The Building and Construction Industry Payments Act is being amended to make timeframes for payment disputes more balanced and to regulate the expertise of adjudicators. This article deals with some key last minute changes which have been made to the amendments.
On 26 September 2014, the much-anticipated Building and Construction Industry Payments Amendment Bill 2014 (Amending Bill) received final assent. The Amending Bill brings in a raft of changes to the Building and Construction Industry Payments Act (Act) and the Queensland construction industry is poised for one of the biggest seismic shifts since the Act was first introduced. We previously noted that the changes to the Queensland regime were in stark contrast to the direction chosen by New South Wales in its amendments made following the Collins Inquiry into Construction Industry Insolvency in NSW (update available here).
The Amending Bill has undergone a pre-proclamation review by the Transport, Housing and Local Government Committee and a number of changes have been made. Some of these changes have the appearance of softening the impact of the Amending Bill to contractors; some of the changes might be said to hit even harder.
Failure to serve a payment schedule no longer fatal to defence
The Act provides that a failure to serve a payment schedule within the time required means the claimed amount becomes a debt due and payable. The latest version of the Amending Bill now provides that a respondent who fails to serve a payment schedule and then fails to pay the relevant amount, must be given a further five days to serve a payment schedule, before the claimant can take any further recovery action. (The further opportunity to put on a payment schedule does not apply where the respondent serves a payment schedule stating a payment will be made, but then fails to pay the amount stated.)
Two-speed system receives further clarification
The Amending Bill provides that claims will now be categorised and conducted as either "standard" or "complex" claims. The initial drafting of the Amending Bill specified that complex payment claims would include a payment claim for a "latent condition" or a "time related cost". The references to "latent condition" and "time-related cost" have now been deleted from the Amending Bill and "complex payment claims" are now simply defined as any payment claim for an amount greater than AUD 750,000.
The Amending Bill has been altered to set deadlines for adjudicators to decide adjudications. Decisions must be reached within ten business days for a standard payment claim and within 15 business days for a complex payment claim. Time runs from the date the last document should be served in any adjudication. Where a respondent fails to serve a response or, in the case of a complex payment claim, where a claimant fails to serve a reply, time for making a decision runs from the date those steps should have been taken.

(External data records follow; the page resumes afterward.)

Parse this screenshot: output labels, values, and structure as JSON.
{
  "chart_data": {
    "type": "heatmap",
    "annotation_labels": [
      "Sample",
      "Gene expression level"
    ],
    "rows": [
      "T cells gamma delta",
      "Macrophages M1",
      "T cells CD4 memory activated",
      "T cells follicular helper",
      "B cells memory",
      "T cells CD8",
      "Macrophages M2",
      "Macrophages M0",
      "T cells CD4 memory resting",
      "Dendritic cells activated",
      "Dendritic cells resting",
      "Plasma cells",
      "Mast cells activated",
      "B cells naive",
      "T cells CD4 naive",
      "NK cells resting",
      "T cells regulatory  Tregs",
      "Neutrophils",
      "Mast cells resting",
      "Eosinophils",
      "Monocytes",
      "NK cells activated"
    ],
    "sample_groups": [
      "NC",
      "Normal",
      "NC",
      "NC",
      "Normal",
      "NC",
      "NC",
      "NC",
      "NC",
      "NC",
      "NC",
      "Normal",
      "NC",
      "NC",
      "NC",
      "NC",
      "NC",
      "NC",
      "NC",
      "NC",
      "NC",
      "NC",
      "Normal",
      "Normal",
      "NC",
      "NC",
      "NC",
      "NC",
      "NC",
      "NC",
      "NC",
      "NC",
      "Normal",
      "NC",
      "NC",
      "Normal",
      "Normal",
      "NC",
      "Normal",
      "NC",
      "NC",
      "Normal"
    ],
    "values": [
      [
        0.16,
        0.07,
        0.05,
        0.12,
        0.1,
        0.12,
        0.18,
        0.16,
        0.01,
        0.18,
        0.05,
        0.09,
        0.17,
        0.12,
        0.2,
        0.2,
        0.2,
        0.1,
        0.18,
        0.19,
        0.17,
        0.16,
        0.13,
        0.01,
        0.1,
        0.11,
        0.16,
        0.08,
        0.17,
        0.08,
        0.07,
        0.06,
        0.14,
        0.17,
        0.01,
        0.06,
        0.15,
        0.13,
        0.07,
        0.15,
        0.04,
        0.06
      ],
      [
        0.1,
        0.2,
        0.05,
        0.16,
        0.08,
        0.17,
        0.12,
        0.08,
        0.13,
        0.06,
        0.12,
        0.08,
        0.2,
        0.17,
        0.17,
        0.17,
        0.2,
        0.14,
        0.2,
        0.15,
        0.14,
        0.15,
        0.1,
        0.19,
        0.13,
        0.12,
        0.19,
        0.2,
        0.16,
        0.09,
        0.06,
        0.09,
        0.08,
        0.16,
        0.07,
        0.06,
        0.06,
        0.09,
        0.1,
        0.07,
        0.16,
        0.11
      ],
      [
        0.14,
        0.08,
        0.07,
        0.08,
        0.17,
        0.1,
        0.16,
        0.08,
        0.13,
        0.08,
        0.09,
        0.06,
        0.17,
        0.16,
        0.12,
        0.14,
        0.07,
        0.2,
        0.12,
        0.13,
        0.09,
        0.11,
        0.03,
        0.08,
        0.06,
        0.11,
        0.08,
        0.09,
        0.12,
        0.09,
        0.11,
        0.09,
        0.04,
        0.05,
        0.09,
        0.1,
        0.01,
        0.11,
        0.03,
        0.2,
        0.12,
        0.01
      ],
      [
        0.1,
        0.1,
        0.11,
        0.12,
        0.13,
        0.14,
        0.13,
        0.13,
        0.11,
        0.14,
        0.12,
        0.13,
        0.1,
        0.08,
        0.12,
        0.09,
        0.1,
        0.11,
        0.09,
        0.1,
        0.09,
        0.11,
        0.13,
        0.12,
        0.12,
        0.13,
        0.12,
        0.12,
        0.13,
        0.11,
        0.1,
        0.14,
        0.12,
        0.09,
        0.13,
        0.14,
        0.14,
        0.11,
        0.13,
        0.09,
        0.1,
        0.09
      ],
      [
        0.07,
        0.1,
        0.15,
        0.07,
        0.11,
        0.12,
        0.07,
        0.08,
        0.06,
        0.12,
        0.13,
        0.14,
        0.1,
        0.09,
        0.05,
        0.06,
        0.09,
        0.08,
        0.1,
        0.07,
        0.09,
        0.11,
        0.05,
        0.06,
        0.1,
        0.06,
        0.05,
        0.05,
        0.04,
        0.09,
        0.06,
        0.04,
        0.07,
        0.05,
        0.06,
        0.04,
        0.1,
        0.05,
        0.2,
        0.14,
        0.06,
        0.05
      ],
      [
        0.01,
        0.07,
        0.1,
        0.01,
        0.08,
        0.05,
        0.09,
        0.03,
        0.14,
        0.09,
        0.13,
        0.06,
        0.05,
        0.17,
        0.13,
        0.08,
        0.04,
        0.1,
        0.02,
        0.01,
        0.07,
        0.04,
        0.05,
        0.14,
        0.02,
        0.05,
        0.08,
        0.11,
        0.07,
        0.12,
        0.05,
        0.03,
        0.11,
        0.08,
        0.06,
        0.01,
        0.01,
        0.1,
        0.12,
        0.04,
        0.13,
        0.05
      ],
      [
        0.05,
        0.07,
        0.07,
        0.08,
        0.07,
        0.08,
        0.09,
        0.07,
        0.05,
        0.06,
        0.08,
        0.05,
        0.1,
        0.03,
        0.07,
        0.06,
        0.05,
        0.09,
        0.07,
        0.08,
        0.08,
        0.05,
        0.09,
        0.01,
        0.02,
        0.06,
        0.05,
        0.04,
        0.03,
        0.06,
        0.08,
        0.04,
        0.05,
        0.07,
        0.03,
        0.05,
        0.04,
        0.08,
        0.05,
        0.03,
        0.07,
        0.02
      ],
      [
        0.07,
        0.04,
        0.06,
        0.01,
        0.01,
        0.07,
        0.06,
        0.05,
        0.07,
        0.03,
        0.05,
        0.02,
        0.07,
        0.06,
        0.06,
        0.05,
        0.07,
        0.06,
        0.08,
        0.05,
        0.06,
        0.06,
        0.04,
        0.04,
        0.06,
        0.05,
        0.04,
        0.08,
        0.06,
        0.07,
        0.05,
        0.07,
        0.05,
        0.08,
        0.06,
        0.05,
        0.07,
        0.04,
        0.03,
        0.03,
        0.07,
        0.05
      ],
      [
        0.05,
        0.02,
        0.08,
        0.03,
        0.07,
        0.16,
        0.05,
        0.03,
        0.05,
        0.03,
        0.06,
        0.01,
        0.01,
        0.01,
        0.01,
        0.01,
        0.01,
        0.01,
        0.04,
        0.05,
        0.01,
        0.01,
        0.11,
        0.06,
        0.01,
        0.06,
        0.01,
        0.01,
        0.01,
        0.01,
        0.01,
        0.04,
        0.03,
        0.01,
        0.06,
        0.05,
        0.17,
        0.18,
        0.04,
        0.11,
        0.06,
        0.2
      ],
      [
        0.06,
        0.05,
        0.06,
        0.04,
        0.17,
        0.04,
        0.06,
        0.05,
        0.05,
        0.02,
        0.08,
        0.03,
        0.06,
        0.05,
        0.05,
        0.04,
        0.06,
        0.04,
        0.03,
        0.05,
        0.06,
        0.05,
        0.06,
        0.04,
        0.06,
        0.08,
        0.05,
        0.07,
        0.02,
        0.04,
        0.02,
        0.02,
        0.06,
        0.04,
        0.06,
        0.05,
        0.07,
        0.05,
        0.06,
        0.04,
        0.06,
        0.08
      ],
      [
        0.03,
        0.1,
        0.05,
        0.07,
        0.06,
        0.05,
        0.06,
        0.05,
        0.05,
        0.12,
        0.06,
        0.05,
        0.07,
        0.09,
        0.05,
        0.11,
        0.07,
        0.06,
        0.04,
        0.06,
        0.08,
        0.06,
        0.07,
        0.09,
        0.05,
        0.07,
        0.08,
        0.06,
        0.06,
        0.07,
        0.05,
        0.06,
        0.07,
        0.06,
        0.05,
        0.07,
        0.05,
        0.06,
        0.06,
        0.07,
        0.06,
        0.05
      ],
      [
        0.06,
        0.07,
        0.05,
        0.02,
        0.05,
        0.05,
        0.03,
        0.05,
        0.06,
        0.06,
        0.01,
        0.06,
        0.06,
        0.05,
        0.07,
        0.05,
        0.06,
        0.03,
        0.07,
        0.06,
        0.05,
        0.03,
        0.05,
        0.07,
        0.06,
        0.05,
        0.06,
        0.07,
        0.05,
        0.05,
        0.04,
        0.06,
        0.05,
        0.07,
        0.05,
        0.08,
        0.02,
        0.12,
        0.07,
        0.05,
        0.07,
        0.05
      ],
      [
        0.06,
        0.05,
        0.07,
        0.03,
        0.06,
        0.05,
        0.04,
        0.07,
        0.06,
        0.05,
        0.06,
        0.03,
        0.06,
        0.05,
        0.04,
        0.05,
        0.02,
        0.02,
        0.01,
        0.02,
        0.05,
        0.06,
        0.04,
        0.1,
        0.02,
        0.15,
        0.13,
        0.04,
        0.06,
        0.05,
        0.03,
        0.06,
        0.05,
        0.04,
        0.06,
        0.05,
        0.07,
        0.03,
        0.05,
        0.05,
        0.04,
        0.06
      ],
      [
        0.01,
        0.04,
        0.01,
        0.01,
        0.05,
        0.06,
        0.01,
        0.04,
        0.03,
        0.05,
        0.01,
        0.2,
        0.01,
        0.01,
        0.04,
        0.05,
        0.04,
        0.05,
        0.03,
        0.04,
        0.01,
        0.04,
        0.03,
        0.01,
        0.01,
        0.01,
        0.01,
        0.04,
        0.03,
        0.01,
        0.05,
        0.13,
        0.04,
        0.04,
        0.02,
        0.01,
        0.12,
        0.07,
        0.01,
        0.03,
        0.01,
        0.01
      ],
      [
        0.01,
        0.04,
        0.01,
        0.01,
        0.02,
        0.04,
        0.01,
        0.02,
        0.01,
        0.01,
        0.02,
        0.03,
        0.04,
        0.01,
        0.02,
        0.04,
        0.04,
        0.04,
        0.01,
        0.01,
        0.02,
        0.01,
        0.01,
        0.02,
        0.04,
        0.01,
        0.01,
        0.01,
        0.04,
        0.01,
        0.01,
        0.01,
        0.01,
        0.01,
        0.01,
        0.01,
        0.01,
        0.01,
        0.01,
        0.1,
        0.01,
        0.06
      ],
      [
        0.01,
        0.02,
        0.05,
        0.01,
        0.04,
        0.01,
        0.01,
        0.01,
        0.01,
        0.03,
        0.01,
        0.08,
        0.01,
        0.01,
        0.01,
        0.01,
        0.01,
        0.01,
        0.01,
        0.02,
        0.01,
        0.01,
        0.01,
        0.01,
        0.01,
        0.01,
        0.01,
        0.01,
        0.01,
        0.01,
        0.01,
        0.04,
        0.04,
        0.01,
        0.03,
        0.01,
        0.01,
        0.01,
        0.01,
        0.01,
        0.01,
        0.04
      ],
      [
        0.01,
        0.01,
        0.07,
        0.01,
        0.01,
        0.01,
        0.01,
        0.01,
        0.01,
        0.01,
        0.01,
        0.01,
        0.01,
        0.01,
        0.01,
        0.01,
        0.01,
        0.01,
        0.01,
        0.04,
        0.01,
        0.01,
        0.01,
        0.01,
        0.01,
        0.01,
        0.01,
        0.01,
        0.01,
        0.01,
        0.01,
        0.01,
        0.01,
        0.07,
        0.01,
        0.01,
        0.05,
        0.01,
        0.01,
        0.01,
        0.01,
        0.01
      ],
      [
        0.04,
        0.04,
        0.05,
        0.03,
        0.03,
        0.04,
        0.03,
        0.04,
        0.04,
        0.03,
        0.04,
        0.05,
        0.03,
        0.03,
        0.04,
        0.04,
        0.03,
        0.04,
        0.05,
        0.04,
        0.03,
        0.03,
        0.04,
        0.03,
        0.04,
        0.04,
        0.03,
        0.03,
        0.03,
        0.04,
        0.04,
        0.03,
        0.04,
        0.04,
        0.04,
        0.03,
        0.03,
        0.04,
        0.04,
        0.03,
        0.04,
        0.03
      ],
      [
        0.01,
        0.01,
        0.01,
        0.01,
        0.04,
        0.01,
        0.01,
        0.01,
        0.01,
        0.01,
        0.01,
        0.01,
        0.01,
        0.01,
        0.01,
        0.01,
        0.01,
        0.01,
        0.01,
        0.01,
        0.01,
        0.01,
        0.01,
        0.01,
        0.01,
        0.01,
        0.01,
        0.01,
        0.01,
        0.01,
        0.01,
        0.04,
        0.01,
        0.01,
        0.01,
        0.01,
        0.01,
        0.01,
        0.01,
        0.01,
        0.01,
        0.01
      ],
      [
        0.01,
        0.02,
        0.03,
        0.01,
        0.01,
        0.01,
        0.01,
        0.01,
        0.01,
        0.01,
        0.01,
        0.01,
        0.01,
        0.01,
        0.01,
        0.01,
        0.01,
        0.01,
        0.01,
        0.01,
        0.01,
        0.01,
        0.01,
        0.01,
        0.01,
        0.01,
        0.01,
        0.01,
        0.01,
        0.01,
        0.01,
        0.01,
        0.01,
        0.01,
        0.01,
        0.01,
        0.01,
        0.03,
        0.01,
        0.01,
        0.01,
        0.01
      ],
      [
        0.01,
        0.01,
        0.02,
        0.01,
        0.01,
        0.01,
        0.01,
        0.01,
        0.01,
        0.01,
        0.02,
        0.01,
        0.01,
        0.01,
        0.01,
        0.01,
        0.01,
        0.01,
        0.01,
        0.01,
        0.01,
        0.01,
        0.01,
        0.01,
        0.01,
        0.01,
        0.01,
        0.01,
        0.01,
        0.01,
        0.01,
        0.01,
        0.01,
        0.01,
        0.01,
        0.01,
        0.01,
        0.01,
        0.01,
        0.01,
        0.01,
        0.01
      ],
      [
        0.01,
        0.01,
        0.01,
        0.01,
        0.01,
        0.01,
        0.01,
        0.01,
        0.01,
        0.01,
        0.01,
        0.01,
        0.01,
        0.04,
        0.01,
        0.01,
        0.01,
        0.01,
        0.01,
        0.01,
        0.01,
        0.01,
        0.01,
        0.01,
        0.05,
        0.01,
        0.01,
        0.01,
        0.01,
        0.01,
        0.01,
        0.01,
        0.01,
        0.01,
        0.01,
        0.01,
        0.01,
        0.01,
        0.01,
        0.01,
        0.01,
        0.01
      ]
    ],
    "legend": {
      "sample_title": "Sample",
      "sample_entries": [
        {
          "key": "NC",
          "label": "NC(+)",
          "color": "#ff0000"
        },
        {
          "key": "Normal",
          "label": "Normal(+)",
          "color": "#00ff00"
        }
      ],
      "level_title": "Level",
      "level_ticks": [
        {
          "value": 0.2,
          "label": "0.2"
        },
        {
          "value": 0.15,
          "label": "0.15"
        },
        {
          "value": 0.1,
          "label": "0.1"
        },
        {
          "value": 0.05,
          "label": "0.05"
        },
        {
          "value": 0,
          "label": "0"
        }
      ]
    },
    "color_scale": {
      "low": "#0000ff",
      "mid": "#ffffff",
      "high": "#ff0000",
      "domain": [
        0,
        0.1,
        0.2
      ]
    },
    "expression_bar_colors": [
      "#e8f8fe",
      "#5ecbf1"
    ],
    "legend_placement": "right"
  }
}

Administrative loose ends tidied
The Amending Bill now expressly provides for the Queensland Building and Construction Board to make policy governing the administration of the Act.
The Amending Bill now also provides that in any court proceedings if a court identifies that part of an adjudicator's decision is affected by jurisdictional error, the Court may allow that part not affected by the error. The original version of the Amending Bill made it mandatory for a Court to exercise this power if faced with an adjudication decision which was partly made without jurisdiction.
The Amending Bill now also includes a temporary power enabling the Adjudication Registrar to impose mandatory training for adjudicators regarding the transition to the new regime.
The changes to the Amending Bill suggest, in part, that there has been some resistance from those who would prefer tighter timeframes for payment of claims. In New South Wales, the pendulum has swung in favour of contractors and subcontractors. Despite the last minute changes in Queensland, it is clear that the Amending Bill marks a considerable shift in favour of parties who would like to have more time to respond to payment claims and longer deadlines for making payments.
This week the Society of Construction Law Australia firmly planted its flag in favour of a national uniform security of payment regime (update available here). Time will tell whether the New South Wales model or the Queensland model might form the basis for a national framework. For now, those in the construction industry need to remember that they do things differently across the border.